Scénario et dessin : Christine MARI
Editeur : Delcourt
Collection : Waves
304 pages
Sortie le 22 janvier 2026
Genre : autobiographie
Christine s’est toujours sentie loin d’elle-même…
Mi-américaine, mi-japonaise, née à Tokyo mais élevée aux États-Unis, elle ne connaît que trop bien le sentiment de faire partie de deux mondes sans vraiment appartenir à chacun. A l’aube de l’âge adulte, Christine décide qu’il est temps pour elle de retourner à l’endroit qu’elle appelait autrefois sa « maison ». Elle embarque alors pour une année au Japon, convaincue qu’elle y sera enfin à sa place. Mais … la capitale japonaise est loin d’être la solution miracle qu’elle attendait. Au lieu de s’intégrer Christine se sent toujours plus seule, comme si appartenir à deux cultures l’isolait davantage. Est-ce que cette perte de repères l’amènera finalement à l’identité qu’elle cherche tant?

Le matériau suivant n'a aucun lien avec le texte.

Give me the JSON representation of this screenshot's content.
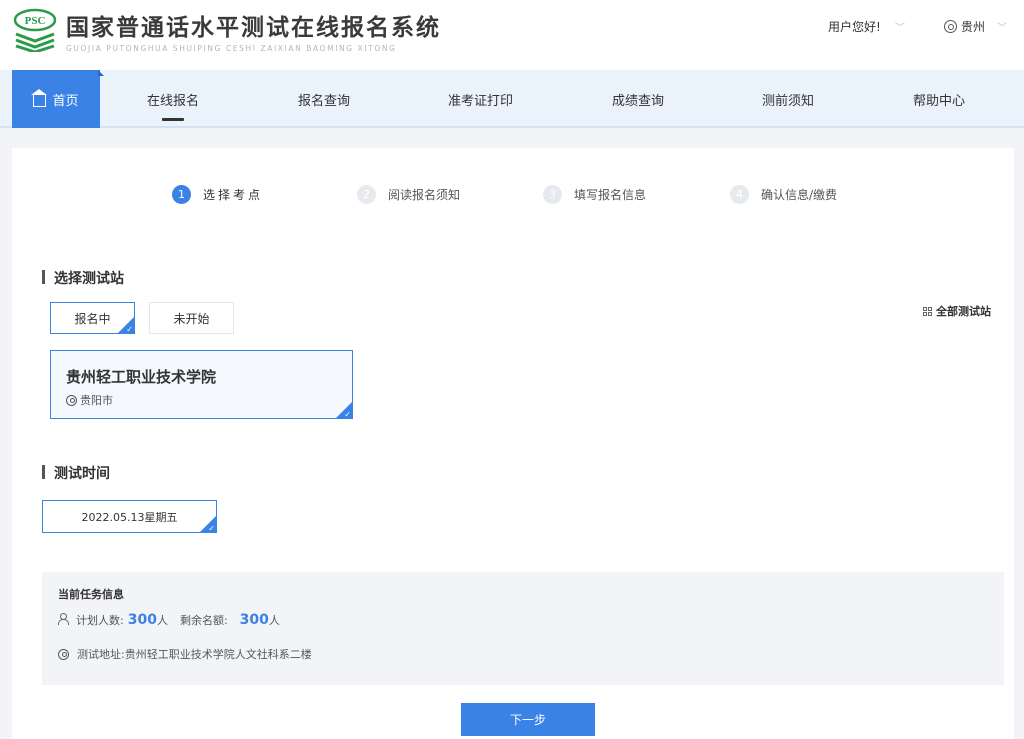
{
  "header": {
    "logo_badge": "PSC",
    "title": "国家普通话水平测试在线报名系统",
    "subtitle": "GUOJIA PUTONGHUA SHUIPING CESHI ZAIXIAN BAOMING XITONG",
    "greeting": "用户您好!",
    "region": "贵州"
  },
  "nav": {
    "home": "首页",
    "items": [
      "在线报名",
      "报名查询",
      "准考证打印",
      "成绩查询",
      "测前须知",
      "帮助中心"
    ]
  },
  "steps": [
    {
      "num": "1",
      "label": "选择考点"
    },
    {
      "num": "2",
      "label": "阅读报名须知"
    },
    {
      "num": "3",
      "label": "填写报名信息"
    },
    {
      "num": "4",
      "label": "确认信息/缴费"
    }
  ],
  "station": {
    "section_title": "选择测试站",
    "filters": [
      "报名中",
      "未开始"
    ],
    "all_sites": "全部测试站",
    "card": {
      "name": "贵州轻工职业技术学院",
      "city": "贵阳市"
    }
  },
  "time": {
    "section_title": "测试时间",
    "date": "2022.05.13星期五"
  },
  "task_info": {
    "title": "当前任务信息",
    "planned_label": "计划人数:",
    "planned_value": "300",
    "planned_unit": "人",
    "remaining_label": "剩余名额:",
    "remaining_value": "300",
    "remaining_unit": "人",
    "address_label": "测试地址:",
    "address": "贵州轻工职业技术学院人文社科系二楼"
  },
  "next_button": "下一步",
  "colors": {
    "accent": "#3b82e6",
    "nav_bg": "#eaf2fc",
    "logo_green": "#2c9a4a"
  }
}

Dans Loin de moi, Christine Mari transforme un récit d’exil intérieur en roman graphique d’une grande justesse, où la quête d’identité se heurte à la réalité têtue des appartenances multiples. On suit Christine, née à Tokyo, élevée aux États-Unis, qui revient au Japon pour une année universitaire avec l’illusion qu’un simple changement de décor suffira à la « réparer ». Ce retour, loin de combler le manque, le démultiplie. Trop japonaise pour être l’Américaine exotique que l’on attend, trop occidentalisée pour être reconnue comme japonaise, elle se heurte à une identité que personne ne valide vraiment.

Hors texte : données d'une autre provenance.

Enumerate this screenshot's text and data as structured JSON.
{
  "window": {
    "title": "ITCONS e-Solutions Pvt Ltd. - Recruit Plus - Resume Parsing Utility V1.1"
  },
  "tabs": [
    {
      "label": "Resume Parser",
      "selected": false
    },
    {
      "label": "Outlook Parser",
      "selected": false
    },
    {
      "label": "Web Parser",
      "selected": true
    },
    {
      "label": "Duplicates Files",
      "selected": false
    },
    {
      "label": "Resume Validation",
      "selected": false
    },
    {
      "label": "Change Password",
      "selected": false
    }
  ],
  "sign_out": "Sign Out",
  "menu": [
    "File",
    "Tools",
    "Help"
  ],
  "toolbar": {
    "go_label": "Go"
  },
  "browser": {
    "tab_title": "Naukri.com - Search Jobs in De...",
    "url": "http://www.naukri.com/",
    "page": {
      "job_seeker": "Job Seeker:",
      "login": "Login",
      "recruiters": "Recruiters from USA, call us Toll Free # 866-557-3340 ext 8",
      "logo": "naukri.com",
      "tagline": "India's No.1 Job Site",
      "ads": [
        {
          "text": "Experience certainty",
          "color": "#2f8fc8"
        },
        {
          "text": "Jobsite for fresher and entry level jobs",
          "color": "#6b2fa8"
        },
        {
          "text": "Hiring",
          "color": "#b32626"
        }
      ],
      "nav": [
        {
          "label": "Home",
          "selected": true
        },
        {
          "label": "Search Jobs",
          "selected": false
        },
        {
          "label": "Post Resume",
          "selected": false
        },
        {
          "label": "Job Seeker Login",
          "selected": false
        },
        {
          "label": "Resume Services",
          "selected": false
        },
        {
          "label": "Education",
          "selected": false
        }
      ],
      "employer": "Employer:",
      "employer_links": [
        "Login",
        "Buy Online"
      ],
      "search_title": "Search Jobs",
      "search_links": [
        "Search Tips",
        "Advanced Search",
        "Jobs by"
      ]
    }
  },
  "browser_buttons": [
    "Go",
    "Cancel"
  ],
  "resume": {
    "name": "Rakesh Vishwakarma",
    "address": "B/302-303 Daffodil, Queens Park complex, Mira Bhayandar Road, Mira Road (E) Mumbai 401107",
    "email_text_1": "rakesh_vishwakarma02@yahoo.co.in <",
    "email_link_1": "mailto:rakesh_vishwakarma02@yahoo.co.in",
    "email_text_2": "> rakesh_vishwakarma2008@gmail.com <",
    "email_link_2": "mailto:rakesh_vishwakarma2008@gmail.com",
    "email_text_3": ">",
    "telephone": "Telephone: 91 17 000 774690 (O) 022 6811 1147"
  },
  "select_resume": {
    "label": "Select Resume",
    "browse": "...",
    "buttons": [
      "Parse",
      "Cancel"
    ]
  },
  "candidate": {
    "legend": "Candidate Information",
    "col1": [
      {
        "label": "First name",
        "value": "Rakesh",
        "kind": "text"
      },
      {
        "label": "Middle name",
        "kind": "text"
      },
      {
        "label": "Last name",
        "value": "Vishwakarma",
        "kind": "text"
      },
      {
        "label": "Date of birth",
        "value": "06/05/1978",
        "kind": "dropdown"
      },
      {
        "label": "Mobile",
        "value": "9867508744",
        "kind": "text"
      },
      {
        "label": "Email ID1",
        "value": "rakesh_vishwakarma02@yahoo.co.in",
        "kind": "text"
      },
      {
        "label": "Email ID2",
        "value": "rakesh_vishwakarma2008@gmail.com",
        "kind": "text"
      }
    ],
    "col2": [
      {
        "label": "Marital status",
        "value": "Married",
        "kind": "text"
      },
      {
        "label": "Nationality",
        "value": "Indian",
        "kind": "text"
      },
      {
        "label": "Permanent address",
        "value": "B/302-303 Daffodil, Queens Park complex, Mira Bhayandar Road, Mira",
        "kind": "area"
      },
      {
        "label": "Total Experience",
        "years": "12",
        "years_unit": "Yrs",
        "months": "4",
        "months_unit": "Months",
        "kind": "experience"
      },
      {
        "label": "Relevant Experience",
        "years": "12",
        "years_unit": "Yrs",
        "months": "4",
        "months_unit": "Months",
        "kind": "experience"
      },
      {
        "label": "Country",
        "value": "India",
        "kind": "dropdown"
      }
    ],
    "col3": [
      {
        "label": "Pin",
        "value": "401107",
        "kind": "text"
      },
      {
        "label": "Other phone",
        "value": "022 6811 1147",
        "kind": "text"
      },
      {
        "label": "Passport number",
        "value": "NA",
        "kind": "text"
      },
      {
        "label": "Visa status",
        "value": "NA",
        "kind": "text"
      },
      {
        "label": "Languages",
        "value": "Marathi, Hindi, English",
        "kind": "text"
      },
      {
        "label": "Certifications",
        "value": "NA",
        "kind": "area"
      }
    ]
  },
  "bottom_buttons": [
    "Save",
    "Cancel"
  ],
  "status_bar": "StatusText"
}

L’ouvrage avance à hauteur de sensations et de décalages minuscules, loin des tirades explicatives. Mari opte pour une narration où l’expérience prime sur les discours. Les scènes de solitude dans la foule tokyoïte, les échanges polis mais distants, les maladresses des uns et des autres dessinent ce sentiment d’« être de trop » partout. La douleur n’est jamais spectaculaire, elle s’infiltre dans le quotidien, dans les silences et les faux sourires.
Graphiquement, Loin de moi propose un trait simple qui s’accorde au ton introspectif. Les compositions insistent sur la petite silhouette de Christine noyée dans des décors urbains, ce qui matérialise visuellement la disproportion entre son désir d’appartenance et l’indifférence de l’environnement. Les cadrages jouent sur les espaces vides, les couloirs, les trains, les rues saturées de signes qu’elle ne parvient pas toujours à décoder , comme si le Japon qu’elle retrouve était devenu un territoire étranger dont elle ne possède plus les clefs.

Loin de moi s’inscrit dans la veine des récits graphiques intimistes qui interrogent l’entre-deux culturel et la construction de soi à l’âge adulte. Mari accepte finalement l’inconfort d’une identité plurielle qui ne se stabilise pas complètement. Le livre se lit comme l’apprentissage d’une cohabitation avec ses propres fractures. Faire de ce sentiment d’étrangeté à soi non pas une condamnation, mais un point de départ pour penser autrement ce que signifie « être chez soi » lorsqu’on appartient à plusieurs mondes sans se confondre avec aucun.